Psychiatrist and activist

Pyotr Petrovich Kashchenko (Пётр Петро́вич Ка́щенко; December 28, 1858 (9 January 1859) in Yeysk – February 19, 1920, in Moscow) was a psychiatrist, social and agrarian activist, author of articles on mental health and mental health services from the Russian Empire.

== Biography ==
In 1876–1881 he studied at Moscow University, where he was expelled for participating in student revolutionary movement and was expelled from Moscow to Stavropol. In 1885 he graduated from the Faculty of Medicine Kazan Federal University and received his medical degree. In 1889–1904, he served as director of the Psychiatric Hospital of the Nizhny Novgorod Zemstvo. The "Chronic" Mental Hospital of Lyakhovo was founded on February 10, 1901, as the "Colony of Lyakhovo". A Head of the Moscow and St. Petersburg psychiatric hospital. In the years 1904–1906 he was the head physician of the Moscow's Alekseyev Psychiatric Hospital.

In 1905 he participated in the revolutionary events in Moscow, helping the wounded during the uprising in Presnya. In 1905–1906 gg. He led the illegal cross-party Red Cross. Organiser and chairman of the Central Statistical Bureau of the first in Russia to account for mental patients. In May 1917 he led the neuro-psychiatric section of the Council of medical colleges, in 1918–1920 he headed the Subdivision neuro-psychiatric care Commissariat RSFSR. He was buried in the Novodevichy Cemetery.

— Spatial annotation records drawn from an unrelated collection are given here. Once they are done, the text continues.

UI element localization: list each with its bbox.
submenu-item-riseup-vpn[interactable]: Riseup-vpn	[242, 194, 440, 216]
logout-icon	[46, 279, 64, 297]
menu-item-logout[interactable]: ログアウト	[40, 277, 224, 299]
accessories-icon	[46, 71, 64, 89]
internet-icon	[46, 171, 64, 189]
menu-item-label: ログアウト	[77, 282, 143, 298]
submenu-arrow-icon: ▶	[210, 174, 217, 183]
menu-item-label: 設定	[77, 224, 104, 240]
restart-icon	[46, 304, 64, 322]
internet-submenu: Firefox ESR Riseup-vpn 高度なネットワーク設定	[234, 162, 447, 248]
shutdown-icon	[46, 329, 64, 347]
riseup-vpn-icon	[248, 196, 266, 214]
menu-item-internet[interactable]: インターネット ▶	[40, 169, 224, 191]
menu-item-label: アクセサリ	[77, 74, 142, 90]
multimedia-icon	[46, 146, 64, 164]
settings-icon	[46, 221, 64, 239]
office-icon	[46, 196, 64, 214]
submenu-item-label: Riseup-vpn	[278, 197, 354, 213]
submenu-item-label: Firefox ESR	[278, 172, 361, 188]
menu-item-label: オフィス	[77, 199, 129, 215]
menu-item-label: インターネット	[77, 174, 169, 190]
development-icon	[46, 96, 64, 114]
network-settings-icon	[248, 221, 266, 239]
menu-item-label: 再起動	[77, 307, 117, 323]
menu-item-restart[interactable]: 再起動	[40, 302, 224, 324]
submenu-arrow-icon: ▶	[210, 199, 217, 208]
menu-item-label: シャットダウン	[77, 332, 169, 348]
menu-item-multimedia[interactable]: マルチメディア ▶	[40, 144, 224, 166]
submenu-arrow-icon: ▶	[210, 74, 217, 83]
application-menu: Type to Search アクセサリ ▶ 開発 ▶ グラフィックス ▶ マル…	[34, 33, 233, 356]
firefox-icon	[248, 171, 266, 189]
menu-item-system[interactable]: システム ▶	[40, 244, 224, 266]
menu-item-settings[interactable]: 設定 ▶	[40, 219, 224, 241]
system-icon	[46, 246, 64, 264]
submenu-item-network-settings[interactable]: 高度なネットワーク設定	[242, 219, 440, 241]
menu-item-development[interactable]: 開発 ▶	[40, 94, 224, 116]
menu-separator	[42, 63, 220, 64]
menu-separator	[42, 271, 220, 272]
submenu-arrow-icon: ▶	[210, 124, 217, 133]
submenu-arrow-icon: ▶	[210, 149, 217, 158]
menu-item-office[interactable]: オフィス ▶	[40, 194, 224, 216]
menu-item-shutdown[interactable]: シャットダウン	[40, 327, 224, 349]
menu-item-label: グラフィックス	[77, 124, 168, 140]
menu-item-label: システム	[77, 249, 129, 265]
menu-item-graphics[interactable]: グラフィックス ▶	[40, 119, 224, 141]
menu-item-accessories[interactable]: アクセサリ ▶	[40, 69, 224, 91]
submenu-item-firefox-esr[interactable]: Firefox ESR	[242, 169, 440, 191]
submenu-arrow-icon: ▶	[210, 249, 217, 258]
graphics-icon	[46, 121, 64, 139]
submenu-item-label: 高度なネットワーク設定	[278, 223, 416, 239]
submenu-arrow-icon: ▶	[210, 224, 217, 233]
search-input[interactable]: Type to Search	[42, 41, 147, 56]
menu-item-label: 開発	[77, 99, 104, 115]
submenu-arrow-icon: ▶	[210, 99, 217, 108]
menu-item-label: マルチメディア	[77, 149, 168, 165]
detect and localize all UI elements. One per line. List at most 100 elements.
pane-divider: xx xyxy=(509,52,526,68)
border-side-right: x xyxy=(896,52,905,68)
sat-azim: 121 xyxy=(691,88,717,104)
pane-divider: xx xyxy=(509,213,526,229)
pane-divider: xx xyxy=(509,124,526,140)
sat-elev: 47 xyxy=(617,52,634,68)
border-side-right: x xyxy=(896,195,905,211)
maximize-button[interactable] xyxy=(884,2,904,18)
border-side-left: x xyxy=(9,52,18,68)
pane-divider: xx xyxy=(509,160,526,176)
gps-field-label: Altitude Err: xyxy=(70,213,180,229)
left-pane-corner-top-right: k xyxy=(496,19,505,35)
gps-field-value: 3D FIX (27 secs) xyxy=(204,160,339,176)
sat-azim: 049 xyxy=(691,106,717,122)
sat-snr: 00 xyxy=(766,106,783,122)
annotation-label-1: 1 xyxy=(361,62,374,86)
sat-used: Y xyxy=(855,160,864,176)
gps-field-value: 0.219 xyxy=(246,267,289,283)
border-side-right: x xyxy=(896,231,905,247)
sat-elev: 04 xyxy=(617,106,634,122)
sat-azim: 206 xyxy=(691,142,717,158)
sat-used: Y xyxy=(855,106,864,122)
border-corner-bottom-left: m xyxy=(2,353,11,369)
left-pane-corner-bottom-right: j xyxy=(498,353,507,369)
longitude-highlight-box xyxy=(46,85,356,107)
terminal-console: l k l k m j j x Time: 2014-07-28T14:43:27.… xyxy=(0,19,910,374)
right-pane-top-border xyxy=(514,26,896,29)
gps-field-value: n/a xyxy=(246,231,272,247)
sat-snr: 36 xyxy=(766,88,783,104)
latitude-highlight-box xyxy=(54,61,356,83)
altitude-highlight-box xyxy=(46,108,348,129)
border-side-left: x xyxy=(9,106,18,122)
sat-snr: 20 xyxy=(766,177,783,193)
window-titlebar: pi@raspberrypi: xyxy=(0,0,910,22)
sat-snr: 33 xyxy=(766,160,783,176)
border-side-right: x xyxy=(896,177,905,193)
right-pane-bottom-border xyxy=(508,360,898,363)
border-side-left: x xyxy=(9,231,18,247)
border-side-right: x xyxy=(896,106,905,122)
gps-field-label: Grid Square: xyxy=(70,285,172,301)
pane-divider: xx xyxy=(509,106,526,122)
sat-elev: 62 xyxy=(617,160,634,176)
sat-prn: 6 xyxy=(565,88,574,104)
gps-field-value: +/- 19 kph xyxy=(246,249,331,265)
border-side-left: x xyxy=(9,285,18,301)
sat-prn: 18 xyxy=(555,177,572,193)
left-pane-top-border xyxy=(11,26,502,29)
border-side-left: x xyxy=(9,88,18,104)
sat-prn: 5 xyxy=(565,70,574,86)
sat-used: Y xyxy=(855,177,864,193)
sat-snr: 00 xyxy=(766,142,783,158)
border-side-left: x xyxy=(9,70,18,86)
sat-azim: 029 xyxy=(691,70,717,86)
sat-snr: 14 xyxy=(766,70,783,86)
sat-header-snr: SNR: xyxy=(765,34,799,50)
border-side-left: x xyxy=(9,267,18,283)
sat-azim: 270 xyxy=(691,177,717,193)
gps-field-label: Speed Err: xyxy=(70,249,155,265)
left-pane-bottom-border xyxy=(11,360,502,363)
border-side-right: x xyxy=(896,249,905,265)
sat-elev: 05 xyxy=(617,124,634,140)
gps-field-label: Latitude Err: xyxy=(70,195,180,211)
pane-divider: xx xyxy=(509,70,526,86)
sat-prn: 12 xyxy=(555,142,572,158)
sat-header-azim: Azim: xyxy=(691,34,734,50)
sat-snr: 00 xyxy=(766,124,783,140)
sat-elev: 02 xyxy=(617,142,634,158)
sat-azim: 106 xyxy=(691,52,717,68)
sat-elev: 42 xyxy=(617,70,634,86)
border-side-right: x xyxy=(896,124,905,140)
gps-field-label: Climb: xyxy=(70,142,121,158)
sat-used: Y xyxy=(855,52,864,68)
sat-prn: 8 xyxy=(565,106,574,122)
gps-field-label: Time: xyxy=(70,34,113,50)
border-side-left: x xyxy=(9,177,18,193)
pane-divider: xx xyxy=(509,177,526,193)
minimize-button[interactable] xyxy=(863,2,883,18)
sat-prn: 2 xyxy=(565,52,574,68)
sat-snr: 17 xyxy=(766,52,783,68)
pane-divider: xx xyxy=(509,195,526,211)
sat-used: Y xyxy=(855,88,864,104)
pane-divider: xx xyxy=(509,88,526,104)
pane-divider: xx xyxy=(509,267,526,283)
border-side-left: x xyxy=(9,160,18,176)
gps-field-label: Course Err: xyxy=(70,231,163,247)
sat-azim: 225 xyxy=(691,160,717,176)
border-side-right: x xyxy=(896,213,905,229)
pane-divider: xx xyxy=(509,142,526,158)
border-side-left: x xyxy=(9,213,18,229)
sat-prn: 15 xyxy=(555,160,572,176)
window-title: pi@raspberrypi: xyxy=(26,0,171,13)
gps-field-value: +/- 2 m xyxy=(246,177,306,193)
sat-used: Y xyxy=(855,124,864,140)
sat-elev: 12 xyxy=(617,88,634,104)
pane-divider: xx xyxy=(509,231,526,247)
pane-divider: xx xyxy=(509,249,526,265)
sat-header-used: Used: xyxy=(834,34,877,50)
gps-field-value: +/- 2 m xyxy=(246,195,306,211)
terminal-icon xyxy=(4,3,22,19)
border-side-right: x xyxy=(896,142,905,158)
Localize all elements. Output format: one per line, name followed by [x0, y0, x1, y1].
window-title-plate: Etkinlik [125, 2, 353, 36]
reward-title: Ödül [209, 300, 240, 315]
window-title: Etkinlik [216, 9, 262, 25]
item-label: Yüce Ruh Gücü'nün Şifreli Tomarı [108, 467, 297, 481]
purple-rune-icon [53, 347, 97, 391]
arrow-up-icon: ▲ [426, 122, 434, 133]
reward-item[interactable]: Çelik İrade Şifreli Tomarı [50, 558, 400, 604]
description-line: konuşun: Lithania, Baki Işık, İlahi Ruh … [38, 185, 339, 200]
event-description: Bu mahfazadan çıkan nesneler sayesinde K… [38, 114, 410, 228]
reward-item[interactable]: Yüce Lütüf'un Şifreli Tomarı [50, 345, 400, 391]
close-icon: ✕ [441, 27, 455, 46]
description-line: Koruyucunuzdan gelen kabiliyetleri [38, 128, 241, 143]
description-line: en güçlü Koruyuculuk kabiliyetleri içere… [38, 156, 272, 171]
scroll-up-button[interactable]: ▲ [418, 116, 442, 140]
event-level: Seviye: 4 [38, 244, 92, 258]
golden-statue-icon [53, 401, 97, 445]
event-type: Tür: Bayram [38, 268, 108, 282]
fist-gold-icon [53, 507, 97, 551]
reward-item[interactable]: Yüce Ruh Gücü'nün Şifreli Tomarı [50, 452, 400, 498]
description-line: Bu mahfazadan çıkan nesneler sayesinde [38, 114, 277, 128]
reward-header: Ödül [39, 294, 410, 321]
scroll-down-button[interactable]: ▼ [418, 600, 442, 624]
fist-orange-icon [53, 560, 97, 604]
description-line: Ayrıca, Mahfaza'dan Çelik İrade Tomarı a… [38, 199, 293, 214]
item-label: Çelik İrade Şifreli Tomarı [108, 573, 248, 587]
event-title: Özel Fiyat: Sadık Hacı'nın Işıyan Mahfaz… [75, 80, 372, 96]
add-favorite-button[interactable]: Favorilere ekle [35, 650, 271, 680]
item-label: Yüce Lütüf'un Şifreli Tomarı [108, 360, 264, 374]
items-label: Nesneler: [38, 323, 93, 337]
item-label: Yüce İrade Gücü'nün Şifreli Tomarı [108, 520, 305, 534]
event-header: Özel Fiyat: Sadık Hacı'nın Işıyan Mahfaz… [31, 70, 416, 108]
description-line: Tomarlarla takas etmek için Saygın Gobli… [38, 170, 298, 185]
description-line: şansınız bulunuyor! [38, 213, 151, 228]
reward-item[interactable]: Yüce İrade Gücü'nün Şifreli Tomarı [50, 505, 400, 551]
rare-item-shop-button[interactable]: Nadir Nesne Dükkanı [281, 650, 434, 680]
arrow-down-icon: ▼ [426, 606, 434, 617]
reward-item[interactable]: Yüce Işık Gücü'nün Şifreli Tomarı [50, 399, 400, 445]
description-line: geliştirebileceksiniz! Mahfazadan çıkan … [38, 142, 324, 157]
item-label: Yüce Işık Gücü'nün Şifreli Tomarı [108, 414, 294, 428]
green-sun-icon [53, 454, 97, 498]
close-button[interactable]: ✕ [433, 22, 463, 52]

From 1922 to 1994 the Moscow Psychiatric Hospital No. 1 was named after Kashchenko. Now this hospital is named Nikolay Alekseyev – Mayor of Moscow (1885–1893), the initiator of the construction of hospitals and fundraising organizer for this construction. St. Petersburg Psychiatric Hospital No. 1, where he was the first Chief Physician (1909–1918), and Nizhny Novgorod Regional Psychoneurological Hospital No. 1 (former Colony of Lyakhovo) are also named after him. The word Kashchenko has become a colloquialism for mental asylum.